In Nahunta, locals worked hard to find a rare Democrat in this pro-Trump place. People were happy to call their neighbors and invite CNN to breakfast at local diners, where regulars liked to debate.
At the Gold House, Hamm was sitting with three friends, including David Herrin, a large man with a large white beard who ran a trucking business. You used to pay 4.25% interest to buy a truck, but now you have to pay 7% interest to buy the same car. He said he understands that interest rates are high to control inflation. “I understand that it works, but I don’t understand why we should think taking away more expendable income is a good thing,” Herrin said.
CNN wanted to know what you thought of the Democratic proposal to address the economic issues that many people in Brantley County have been talking about.

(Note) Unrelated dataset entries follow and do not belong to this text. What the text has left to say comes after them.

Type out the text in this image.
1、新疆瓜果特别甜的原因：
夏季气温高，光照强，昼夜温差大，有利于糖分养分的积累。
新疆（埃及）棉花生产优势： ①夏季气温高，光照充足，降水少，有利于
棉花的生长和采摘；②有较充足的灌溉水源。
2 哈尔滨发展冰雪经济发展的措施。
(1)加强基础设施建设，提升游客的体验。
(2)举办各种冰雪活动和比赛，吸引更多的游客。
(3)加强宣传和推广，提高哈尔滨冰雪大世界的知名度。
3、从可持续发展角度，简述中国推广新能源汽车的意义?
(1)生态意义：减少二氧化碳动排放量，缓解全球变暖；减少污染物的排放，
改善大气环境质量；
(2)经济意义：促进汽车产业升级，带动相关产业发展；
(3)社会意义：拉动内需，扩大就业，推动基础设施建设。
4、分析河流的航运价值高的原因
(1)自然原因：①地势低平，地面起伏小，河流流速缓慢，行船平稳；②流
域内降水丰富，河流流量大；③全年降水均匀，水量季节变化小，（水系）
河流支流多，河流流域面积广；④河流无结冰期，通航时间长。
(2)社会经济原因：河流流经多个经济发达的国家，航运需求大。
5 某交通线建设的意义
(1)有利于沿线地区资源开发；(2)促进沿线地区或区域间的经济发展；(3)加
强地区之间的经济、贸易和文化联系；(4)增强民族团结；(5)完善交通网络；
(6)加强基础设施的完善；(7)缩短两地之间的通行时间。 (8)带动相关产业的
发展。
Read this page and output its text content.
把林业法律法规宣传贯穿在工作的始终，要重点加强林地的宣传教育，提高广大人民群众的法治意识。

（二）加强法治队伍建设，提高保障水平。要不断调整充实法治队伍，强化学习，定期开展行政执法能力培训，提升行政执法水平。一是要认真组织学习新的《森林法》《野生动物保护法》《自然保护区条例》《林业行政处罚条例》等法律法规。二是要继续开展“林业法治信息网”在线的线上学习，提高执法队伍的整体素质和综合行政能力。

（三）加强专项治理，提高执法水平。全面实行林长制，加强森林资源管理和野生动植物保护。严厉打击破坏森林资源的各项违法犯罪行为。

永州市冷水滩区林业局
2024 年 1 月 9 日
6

What about the idea of changing the tax code so that wealthy people pay more taxes and using that money to pay for education and health care in places like this?The people around the table didn’t buy it.
Baton Lee, a former firefighter, said he wants to pass on his home to his children and doesn’t want them to have to pay high taxes.
Herrin said he is pleased that President Trump has increased the inheritance tax threshold. “You think, ‘That’s a millionaire with $10 million,’ but that’s not the trucking business with the trucks and assets that we have to have,” he says. “If I die, I would probably be worth more than $10 million, and my children would have to come up with 40% of that to maintain my assets. We set the bar high enough that small-town businessmen like you wouldn’t be affected by it.”
Former union boilermaker Bill Middleton wasn’t impressed by Biden’s bailout of the Teamsters’ pension fund. “If the Teamsters’ pensions are in trouble, that means there’s a serious problem at the top of the Teamsters union. It’s either gross mismanagement or theft,” he said. Herrin complained that no one bailed out his 401(k).
And what about September’s big employment report numbers? They weren’t impressed with it either. Mr Middleton said those were “government figures”. “You can’t take that with a grain of salt and give Washington, D.C., any credit,” Herrin said. “It’s about the American people going to work every day, even in times of downturn, in adversity, even in times of upswing. You take credit for it. We stood up and kept working and kept fighting and making this country better. No one in Washington has the right to take credit for what the American people did. Isn’t it?”
But when two older gentlemen, Corbett Wilson and Donald Lewis, joined the Trump fans around the table, they were very candid in explaining their views on the presidential election.
“I’m not going to vote for a criminal,” said Wilson, an independent. The Jan. 6, 2021, attack on the U.S. Capitol should have been disqualified, he said, and Lewis agreed. “He’s an anti-American. He’s trying to overthrow our government,” Lewis said of the former president.
Mr. Wilson and Mr. Lewis said the connection that neighbors feel to Mr. Trump is stronger and more personal than their attachment to Republicans Ronald Reagan, George W. Bush or Mitt Romney. agreed that it was. But they had no explanation for it. “People would kill for him,” Wilson said. “I don’t know. I don’t even try.”
Still, there’s no animosity around the table. “They can vote how they want to vote,” Wilson said of her peers. Hyerin interjected, “Still, I’m going to eat breakfast again.”